Last week, The National Association of Realtors said existing home sales were up just 0.4% with inventories being reported as the reason for a lower than expected reading. In fact, inventories across the U.S. fell 4.9%, or 25% year-on-year, to 1.74 million, which was the lowest since Dec. 1999.
It seems that those lower inventories, low interest rates and hungry buyers helped push prices higher as well. Earlier this morning, the S&P/Case-Shiller 20-city composite index posted a 0.2% increase in December, following a 0.1% decline in November. After seasonal adjustment, home prices rose 0.9% in December. December’s prices were up 6.8% from the same period in 2011, with increases in 19 of 20 cities. This reading caps the best calendar year gain since the 15.5% surge in 2005.
New home sales figures just released from the Commerce Department showed that units sold leapt 15.6% in January to an annual rate of 437,000 to mark the highest month of activity since July 2008 (seasonally adjusted). Sales in January topped economists’ estimates for 384,000 in annualized sales. December sales were revised up to 378,000 from an initial read of 369,000.
The West (The California & Arizona effect) saw the greatest increase over the same period last year, up 45.3%, and Northeastern states also saw a substantial increase of 27.6%. Northeastern sales may have gotten an early jolt from unseasonably warm winter weather that persisted from December into early January. New home sales on average are roughly 29% higher compared to one year ago.

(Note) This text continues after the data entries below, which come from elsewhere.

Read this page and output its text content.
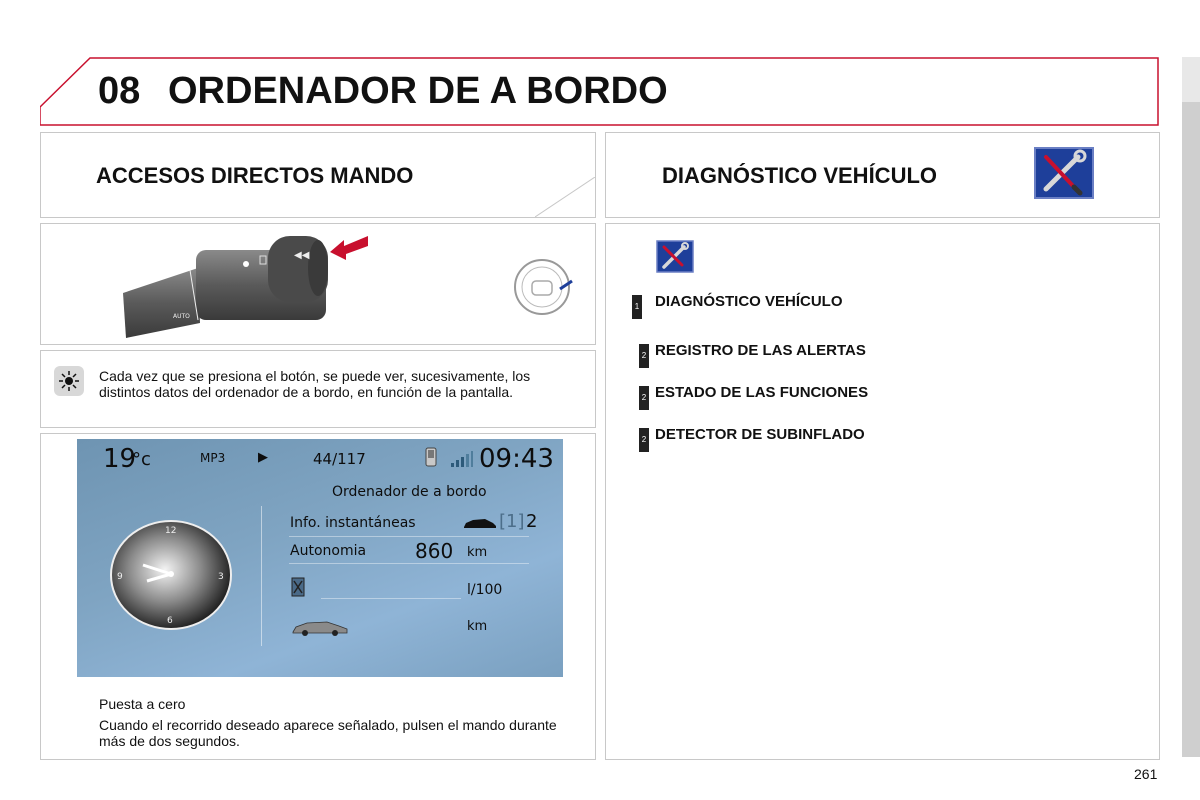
08 ORDENADOR DE A BORDO
ACCESOS DIRECTOS MANDO	DIAGNÓSTICO VEHÍCULO
◀◀
AUTO
Cada vez que se presiona el botón, se puede ver, sucesivamente, los distintos datos del ordenador de a bordo, en función de la pantalla.
19
°c	MP3	▶	44/117	09:43
Ordenador de a bordo
12
3
6
9
Info. instantáneas	[1] 2
Autonomia 860 km
l/100
km
Puesta a cero
Cuando el recorrido deseado aparece señalado, pulsen el mando durante más de dos segundos.
1 DIAGNÓSTICO VEHÍCULO
2 REGISTRO DE LAS ALERTAS
2 ESTADO DE LAS FUNCIONES
2 DETECTOR DE SUBINFLADO
261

The supply of new home inventory fell to 4.1 months at the current sales rate from 4.8 months in December, the lowest level since 2005.
Contrasting the S&P Case Shiller reading, the median price of new homes fell more than 9% to $226,400 in January from $249,800.
What strikes me as odd is the fact that housing starts (reported last Wednesday) fell 8.5% to an annual rate of 890,000 in January with building permits up 1.8% to 925,000. The important single-family starts rose just 0.8% to 613,000, which is slightly above the 600,000 threshold that reflects a neutral housing recovery.
The week prior, the National Association of Home Builders Housing Market Index (:HMI) slipped to 46 from 47 in February, continuing below the neutral reading of 50. Uncertainty about the job market, home buyer access the mortgage credit, rising costs for building materials, limited availability of labor and desired lot locations were all reasons cited.
Here is where I get a bit confused…
If prices are so strong and inventory so low, why aren’t we seeing more homes being built? Why are quality home builders like Toll Brothers warning investors about upcoming earnings?